Correct. surr are the indices of points in the cell and surrounding grid cells. Actually, I discover a mistake in the translation to my example “code”. There is no actual overlap, because I write to the indices belonging only to the points of the central grid space-time cell.

    @tasks for c in eachindex(gridcells)
        surr = findsurr(uniquecells[c],gridt,gridc,twindow)
        value = calculation(t[surr],x[surr],y[surr],z[surr])
        per_point_result_array[cellindices[c]] .= value
    end

I worried about false sharing, because my function follows the “bad” example of false sharing explained on OhMyThreads.jl.

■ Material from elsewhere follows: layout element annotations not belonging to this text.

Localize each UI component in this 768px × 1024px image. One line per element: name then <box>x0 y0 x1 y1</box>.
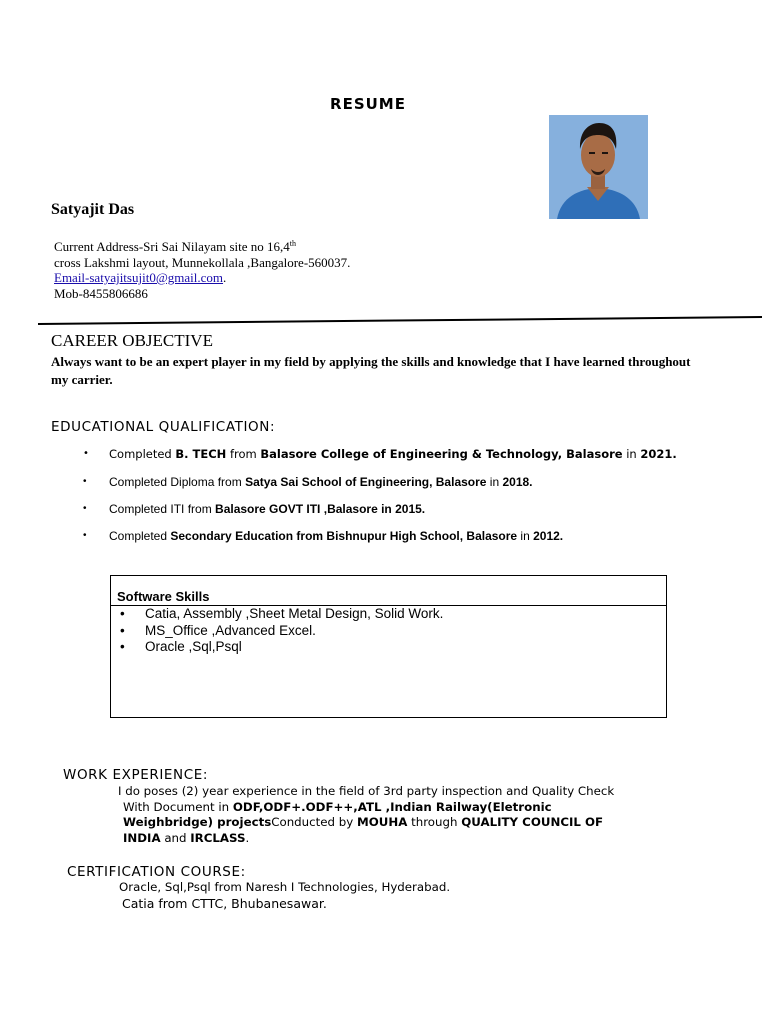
skill-text: Catia, Assembly ,Sheet Metal Design, Solid Work. <box>145 606 444 621</box>
text: Completed Diploma from <box>109 475 246 489</box>
work-line <box>118 831 678 847</box>
text: . <box>245 830 250 845</box>
text: in <box>486 475 503 489</box>
year: 2012. <box>533 529 564 543</box>
work-experience-text <box>118 784 678 846</box>
institution: Satya Sai School of Engineering, Balasore <box>245 475 487 489</box>
address-superscript: th <box>289 239 297 248</box>
work-line <box>118 800 678 816</box>
text: from <box>226 447 261 461</box>
text: Completed <box>109 447 176 461</box>
company: MOUHA <box>356 815 408 829</box>
address-line-2: cross Lakshmi layout, Munnekollala ,Bangalore-560037. <box>54 254 351 270</box>
bullet: • <box>83 530 87 541</box>
skill-item <box>120 606 666 623</box>
software-skills-list <box>111 606 666 656</box>
projects: ODF,ODF+.ODF++,ATL ,Indian Railway(Eletronic <box>232 799 552 814</box>
candidate-name: Satyajit Das <box>51 201 135 218</box>
bullet: • <box>120 639 125 654</box>
text: Conducted by <box>271 815 357 829</box>
profile-photo-image <box>549 115 648 219</box>
text: and <box>160 830 191 845</box>
education-list <box>83 446 723 544</box>
text: in <box>517 529 534 543</box>
bullet: • <box>120 606 125 621</box>
skill-item <box>120 639 666 656</box>
bullet: • <box>83 503 87 514</box>
email-suffix: . <box>223 270 227 285</box>
career-objective-heading: CAREER OBJECTIVE <box>51 331 213 350</box>
work-experience-heading: WORK EXPERIENCE: <box>63 767 209 783</box>
work-line: I do poses (2) year experience in the field of 3rd party inspection and Quality Check <box>118 784 615 798</box>
text: With Document in <box>123 799 233 814</box>
council: INDIA <box>123 830 161 845</box>
text: through <box>407 815 462 829</box>
institution: Balasore GOVT ITI ,Balasore in 2015. <box>215 502 426 516</box>
education-item-iti <box>83 501 723 517</box>
education-item-diploma <box>83 474 723 490</box>
contact-block <box>54 239 350 301</box>
institution: Secondary Education from Bishnupur High School, Balasore <box>170 529 518 543</box>
skill-item <box>120 623 666 640</box>
institution: Balasore College of Engineering & Technology, Balasore <box>260 447 623 461</box>
education-item-btech <box>83 446 723 462</box>
certification-heading: CERTIFICATION COURSE: <box>67 864 246 880</box>
bullet: • <box>83 476 87 487</box>
email-line <box>54 270 350 286</box>
software-skills-heading: Software Skills <box>111 576 666 606</box>
email-link[interactable]: Email-satyajitsujit0@gmail.com <box>54 270 224 285</box>
degree: B. TECH <box>175 447 227 461</box>
career-objective-text: Always want to be an expert player in my field by applying the skills and knowledge that I have learned throughout my carrier. <box>51 354 691 387</box>
education-item-secondary <box>83 528 723 544</box>
projects: Weighbridge) projects <box>123 815 272 829</box>
class-society: IRCLASS <box>190 830 246 845</box>
year: 2021. <box>640 447 677 461</box>
year: 2018. <box>502 475 533 489</box>
skill-text: MS_Office ,Advanced Excel. <box>145 622 316 638</box>
council: QUALITY COUNCIL OF <box>461 815 604 829</box>
text: Completed ITI from <box>109 502 216 516</box>
mobile-line: Mob-8455806686 <box>54 285 148 301</box>
bullet: • <box>120 622 125 638</box>
address-line-1 <box>54 239 350 255</box>
certification-item: Catia from CTTC, Bhubanesawar. <box>122 896 327 911</box>
skill-text: Oracle ,Sql,Psql <box>145 639 242 654</box>
work-line <box>118 815 678 831</box>
text: Completed <box>109 529 171 543</box>
certification-item: Oracle, Sql,Psql from Naresh I Technologies, Hyderabad. <box>119 880 451 894</box>
profile-photo <box>549 115 648 219</box>
bullet: • <box>83 448 89 459</box>
education-heading: EDUCATIONAL QUALIFICATION: <box>51 419 276 435</box>
address-line-1-text: Current Address-Sri Sai Nilayam site no 16,4 <box>54 239 290 254</box>
software-skills-box <box>110 575 667 718</box>
header-divider <box>38 316 762 326</box>
text: in <box>622 447 641 461</box>
resume-title: RESUME <box>330 95 406 113</box>
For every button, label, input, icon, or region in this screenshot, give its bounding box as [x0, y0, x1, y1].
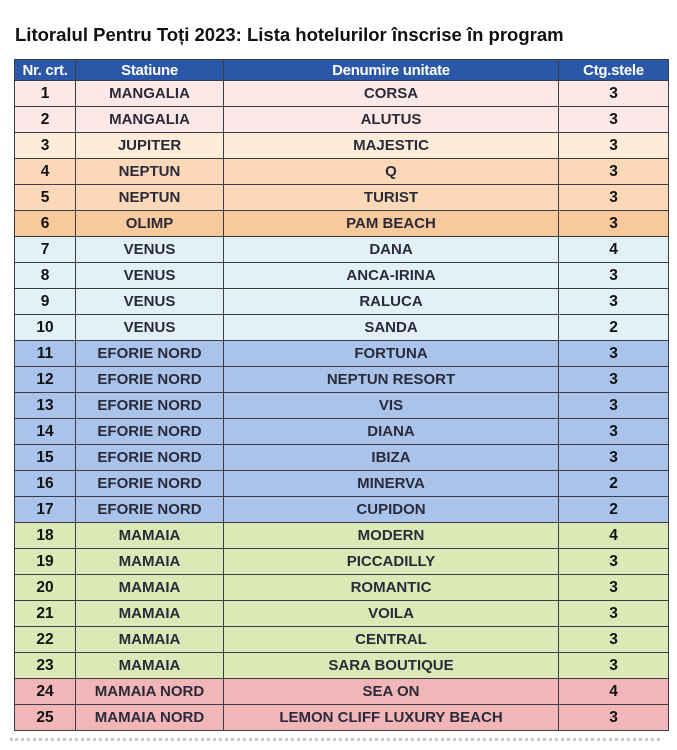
cell-nr-crt: 11: [15, 341, 76, 367]
cell-denumire-unitate: SANDA: [224, 315, 559, 341]
cell-nr-crt: 2: [15, 107, 76, 133]
cell-statiune: EFORIE NORD: [76, 445, 224, 471]
table-row: [15, 237, 669, 263]
cell-ctg-stele: 3: [559, 263, 669, 289]
cell-ctg-stele: 3: [559, 341, 669, 367]
cell-nr-crt: 14: [15, 419, 76, 445]
cell-denumire-unitate: FORTUNA: [224, 341, 559, 367]
cell-nr-crt: 3: [15, 133, 76, 159]
cell-denumire-unitate: ROMANTIC: [224, 575, 559, 601]
cell-ctg-stele: 3: [559, 445, 669, 471]
table-row: [15, 549, 669, 575]
cell-nr-crt: 10: [15, 315, 76, 341]
cell-statiune: VENUS: [76, 289, 224, 315]
table-row: [15, 601, 669, 627]
table-row: [15, 575, 669, 601]
table-row: [15, 523, 669, 549]
cell-ctg-stele: 2: [559, 497, 669, 523]
cell-denumire-unitate: MODERN: [224, 523, 559, 549]
cell-nr-crt: 25: [15, 705, 76, 731]
cut-off-text-line: [10, 738, 660, 745]
cell-ctg-stele: 3: [559, 705, 669, 731]
table-row: [15, 471, 669, 497]
cell-nr-crt: 22: [15, 627, 76, 653]
cell-nr-crt: 8: [15, 263, 76, 289]
table-row: [15, 705, 669, 731]
cell-ctg-stele: 3: [559, 367, 669, 393]
cell-statiune: EFORIE NORD: [76, 419, 224, 445]
cell-denumire-unitate: SARA BOUTIQUE: [224, 653, 559, 679]
cell-denumire-unitate: VIS: [224, 393, 559, 419]
column-header-nr-crt: Nr. crt.: [15, 60, 76, 81]
table-row: [15, 289, 669, 315]
cell-nr-crt: 9: [15, 289, 76, 315]
cell-ctg-stele: 3: [559, 289, 669, 315]
cell-ctg-stele: 3: [559, 575, 669, 601]
cell-nr-crt: 17: [15, 497, 76, 523]
table-row: [15, 627, 669, 653]
page-title: Litoralul Pentru Toți 2023: Lista hotelurilor înscrise în program: [15, 24, 564, 45]
cell-ctg-stele: 3: [559, 653, 669, 679]
cell-nr-crt: 20: [15, 575, 76, 601]
cell-statiune: MAMAIA: [76, 601, 224, 627]
cell-denumire-unitate: SEA ON: [224, 679, 559, 705]
table-row: [15, 107, 669, 133]
cell-denumire-unitate: ALUTUS: [224, 107, 559, 133]
cell-statiune: MAMAIA: [76, 523, 224, 549]
cell-nr-crt: 24: [15, 679, 76, 705]
cell-denumire-unitate: ANCA-IRINA: [224, 263, 559, 289]
cell-ctg-stele: 4: [559, 237, 669, 263]
cell-statiune: EFORIE NORD: [76, 393, 224, 419]
cell-denumire-unitate: MAJESTIC: [224, 133, 559, 159]
cell-statiune: MAMAIA: [76, 549, 224, 575]
table-row: [15, 341, 669, 367]
cell-statiune: MAMAIA: [76, 653, 224, 679]
cell-nr-crt: 7: [15, 237, 76, 263]
cell-nr-crt: 13: [15, 393, 76, 419]
cell-statiune: EFORIE NORD: [76, 471, 224, 497]
cell-statiune: MANGALIA: [76, 81, 224, 107]
cell-ctg-stele: 4: [559, 523, 669, 549]
cell-ctg-stele: 3: [559, 393, 669, 419]
cell-denumire-unitate: DIANA: [224, 419, 559, 445]
cell-nr-crt: 23: [15, 653, 76, 679]
cell-ctg-stele: 3: [559, 81, 669, 107]
cell-ctg-stele: 4: [559, 679, 669, 705]
cell-nr-crt: 19: [15, 549, 76, 575]
table-row: [15, 185, 669, 211]
cell-ctg-stele: 3: [559, 549, 669, 575]
column-header-ctg-stele: Ctg.stele: [559, 60, 669, 81]
cell-statiune: OLIMP: [76, 211, 224, 237]
cell-statiune: EFORIE NORD: [76, 497, 224, 523]
table-row: [15, 159, 669, 185]
table-row: [15, 445, 669, 471]
cell-statiune: EFORIE NORD: [76, 341, 224, 367]
cell-statiune: MANGALIA: [76, 107, 224, 133]
table-row: [15, 211, 669, 237]
cell-denumire-unitate: LEMON CLIFF LUXURY BEACH: [224, 705, 559, 731]
cell-ctg-stele: 3: [559, 419, 669, 445]
cell-statiune: VENUS: [76, 263, 224, 289]
cell-ctg-stele: 2: [559, 471, 669, 497]
table-body: [15, 81, 669, 731]
cell-ctg-stele: 3: [559, 601, 669, 627]
cell-denumire-unitate: Q: [224, 159, 559, 185]
cell-nr-crt: 1: [15, 81, 76, 107]
cell-ctg-stele: 3: [559, 627, 669, 653]
cell-nr-crt: 12: [15, 367, 76, 393]
table-row: [15, 315, 669, 341]
table-row: [15, 393, 669, 419]
cell-statiune: JUPITER: [76, 133, 224, 159]
table-row: [15, 679, 669, 705]
cell-statiune: VENUS: [76, 315, 224, 341]
cell-statiune: MAMAIA NORD: [76, 679, 224, 705]
cell-statiune: MAMAIA: [76, 627, 224, 653]
cell-denumire-unitate: VOILA: [224, 601, 559, 627]
cell-denumire-unitate: CUPIDON: [224, 497, 559, 523]
column-header-denumire-unitate: Denumire unitate: [224, 60, 559, 81]
table-row: [15, 263, 669, 289]
cell-denumire-unitate: IBIZA: [224, 445, 559, 471]
cell-statiune: MAMAIA: [76, 575, 224, 601]
cell-statiune: MAMAIA NORD: [76, 705, 224, 731]
column-header-statiune: Statiune: [76, 60, 224, 81]
cell-denumire-unitate: PICCADILLY: [224, 549, 559, 575]
cell-ctg-stele: 3: [559, 159, 669, 185]
cell-ctg-stele: 3: [559, 185, 669, 211]
cell-nr-crt: 15: [15, 445, 76, 471]
cell-statiune: EFORIE NORD: [76, 367, 224, 393]
table-row: [15, 367, 669, 393]
cell-statiune: VENUS: [76, 237, 224, 263]
cell-ctg-stele: 2: [559, 315, 669, 341]
cell-nr-crt: 6: [15, 211, 76, 237]
cell-denumire-unitate: DANA: [224, 237, 559, 263]
cell-denumire-unitate: CENTRAL: [224, 627, 559, 653]
table-header-row: [15, 60, 669, 81]
cell-nr-crt: 16: [15, 471, 76, 497]
table-row: [15, 419, 669, 445]
cell-ctg-stele: 3: [559, 133, 669, 159]
cell-nr-crt: 18: [15, 523, 76, 549]
cell-statiune: NEPTUN: [76, 159, 224, 185]
cell-nr-crt: 5: [15, 185, 76, 211]
cell-nr-crt: 4: [15, 159, 76, 185]
cell-denumire-unitate: PAM BEACH: [224, 211, 559, 237]
table-row: [15, 81, 669, 107]
cell-ctg-stele: 3: [559, 211, 669, 237]
table-row: [15, 653, 669, 679]
cell-denumire-unitate: MINERVA: [224, 471, 559, 497]
table-row: [15, 497, 669, 523]
hotel-list-table: [14, 59, 669, 731]
cell-denumire-unitate: NEPTUN RESORT: [224, 367, 559, 393]
cell-statiune: NEPTUN: [76, 185, 224, 211]
cell-nr-crt: 21: [15, 601, 76, 627]
table-row: [15, 133, 669, 159]
cell-denumire-unitate: CORSA: [224, 81, 559, 107]
cell-ctg-stele: 3: [559, 107, 669, 133]
cell-denumire-unitate: RALUCA: [224, 289, 559, 315]
cell-denumire-unitate: TURIST: [224, 185, 559, 211]
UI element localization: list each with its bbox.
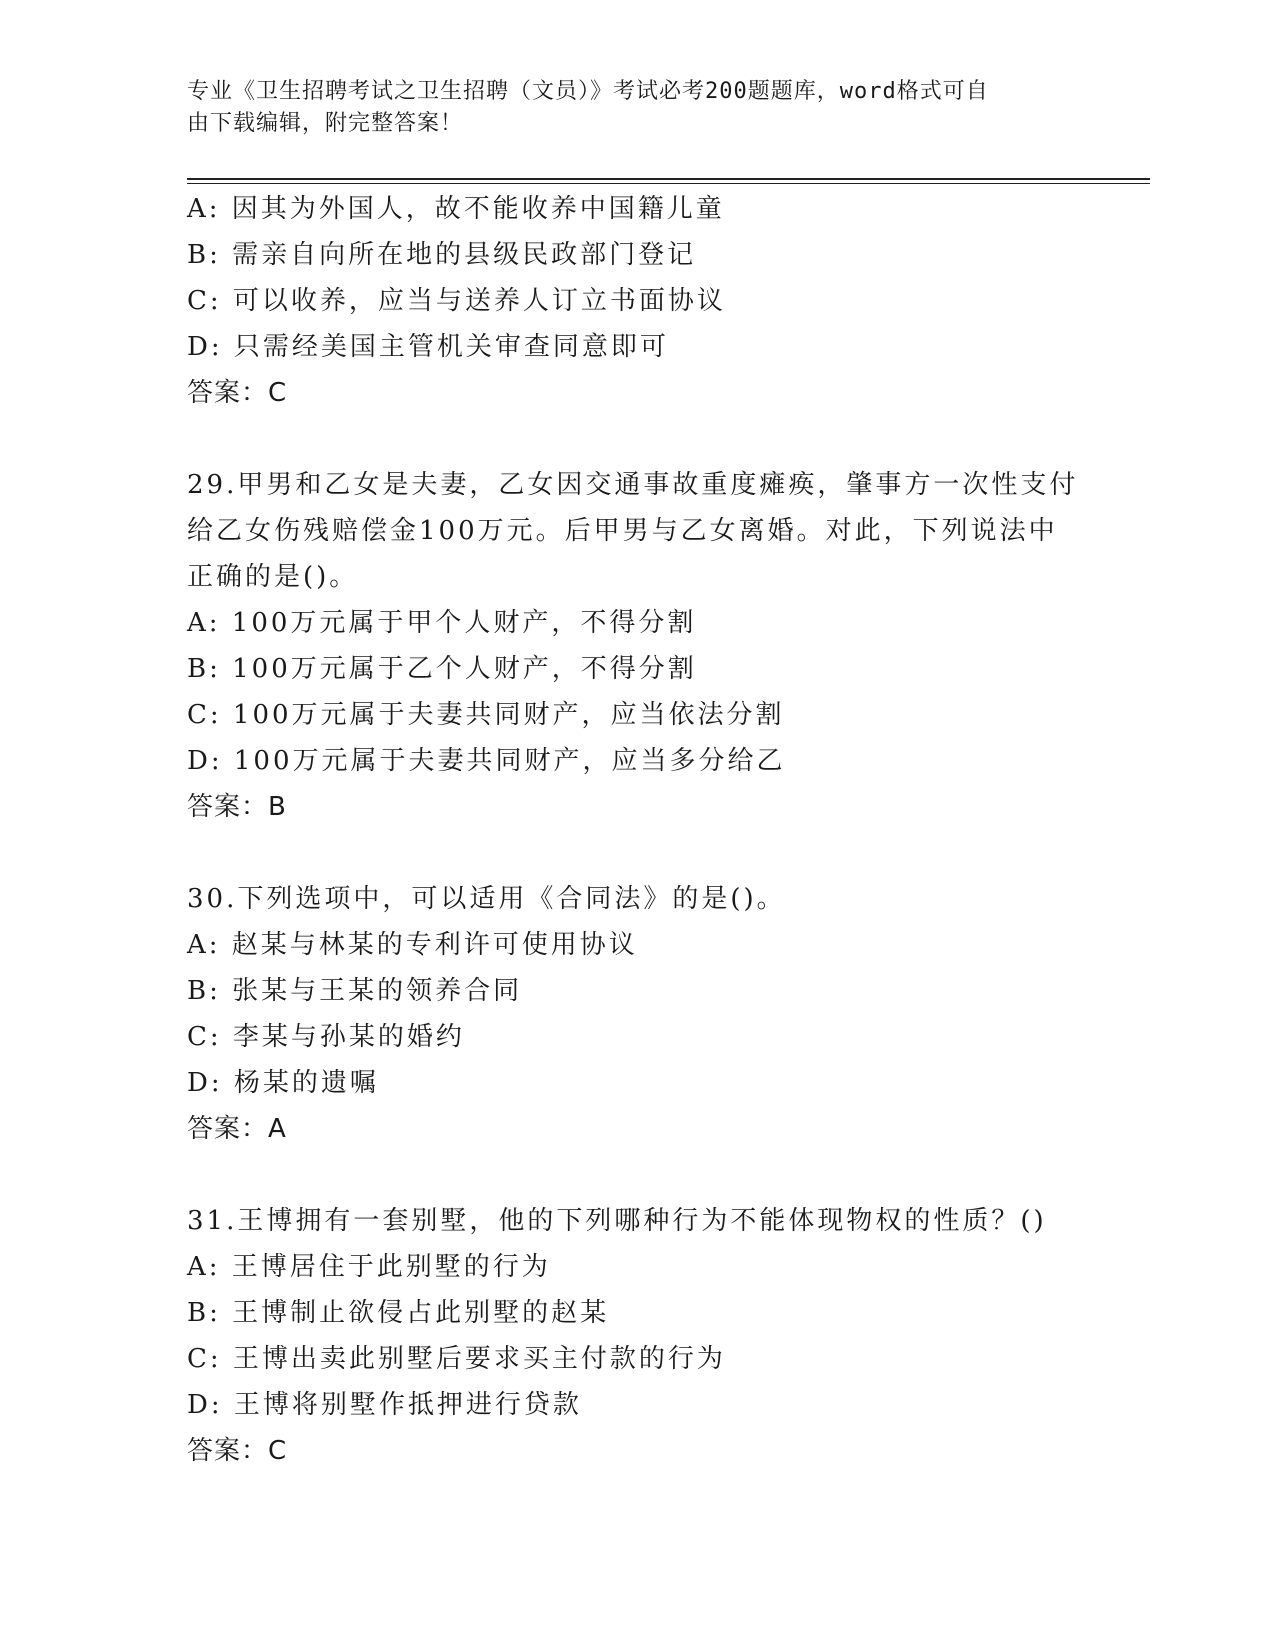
header-divider-thin	[187, 183, 1150, 184]
question-list	[187, 186, 1087, 1474]
option-a: A: 赵某与林某的专利许可使用协议	[187, 930, 638, 960]
option-c: C: 王博出卖此别墅后要求买主付款的行为	[187, 1344, 726, 1374]
option-c: C: 李某与孙某的婚约	[187, 1022, 465, 1052]
option-c: C: 可以收养，应当与送养人订立书面协议	[187, 286, 726, 316]
option-b: B: 100万元属于乙个人财产，不得分割	[187, 654, 697, 684]
option-a: A: 因其为外国人，故不能收养中国籍儿童	[187, 194, 725, 224]
answer-line: 答案：C	[187, 378, 288, 408]
question-stem: 30.下列选项中，可以适用《合同法》的是()。	[187, 884, 786, 914]
option-d: D: 杨某的遗嘱	[187, 1068, 379, 1098]
option-d: D: 王博将别墅作抵押进行贷款	[187, 1390, 582, 1420]
answer-line: 答案：A	[187, 1114, 287, 1144]
option-b: B: 需亲自向所在地的县级民政部门登记	[187, 240, 697, 270]
question-block-29	[187, 462, 1087, 830]
question-stem: 31.王博拥有一套别墅，他的下列哪种行为不能体现物权的性质？()	[187, 1206, 1047, 1236]
option-a: A: 王博居住于此别墅的行为	[187, 1252, 551, 1282]
question-block-31	[187, 1198, 1087, 1474]
question-stem-line-3: 正确的是()。	[187, 562, 359, 592]
header-divider-thick	[187, 178, 1150, 180]
question-block-prev	[187, 186, 1087, 416]
option-b: B: 张某与王某的领养合同	[187, 976, 523, 1006]
option-d: D: 只需经美国主管机关审查同意即可	[187, 332, 669, 362]
answer-line: 答案：C	[187, 1436, 288, 1466]
question-block-30	[187, 876, 1087, 1152]
document-header	[187, 76, 1067, 140]
header-line-2: 由下载编辑，附完整答案！	[187, 111, 464, 136]
header-line-1: 专业《卫生招聘考试之卫生招聘（文员）》考试必考200题题库，word格式可自	[187, 79, 989, 104]
option-a: A: 100万元属于甲个人财产，不得分割	[187, 608, 697, 638]
question-stem-line-2: 给乙女伤残赔偿金100万元。后甲男与乙女离婚。对此，下列说法中	[187, 516, 1058, 546]
answer-line: 答案：B	[187, 792, 287, 822]
question-stem-line-1: 29.甲男和乙女是夫妻，乙女因交通事故重度瘫痪，肇事方一次性支付	[187, 470, 1079, 500]
option-c: C: 100万元属于夫妻共同财产，应当依法分割	[187, 700, 785, 730]
option-b: B: 王博制止欲侵占此别墅的赵某	[187, 1298, 610, 1328]
option-d: D: 100万元属于夫妻共同财产，应当多分给乙	[187, 746, 786, 776]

Even though these indices are unique per task, threads treating different cells may want write access to the same 64-byte cache simultaneously, as the original data is typically 32-bit float points sorted by time, so 16 adjacent points share CPU cache memory, if I understand correctly.
https://juliafolds2.github.io/OhMyThreads.jl/stable/literate/falsesharing/falsesharing/
But perhaps false sharing is rare in my case, because I feed the loop “cells” that represent unique combinations of time and spatial cells: Point2.(gridt,gridc[:,1]).
Is this perhaps the “11 lock conflicts” in the @time output?

Is this the false sharing thing you’re worried about? This only matters if cellindices[c] is relatively large, and spread out.

You can avoid it by collecting the c, value pairs computed in your tasks, and then having a single task that does

for (c, value) in res
    per_point_result_array[cellindices[c]] .= value
end

Whether that is better or worse depends a lot on details – try it out!

No. False sharing doesn’t directly cause lock conflicts. The lock conflicts are probably benign and inside the scheduler.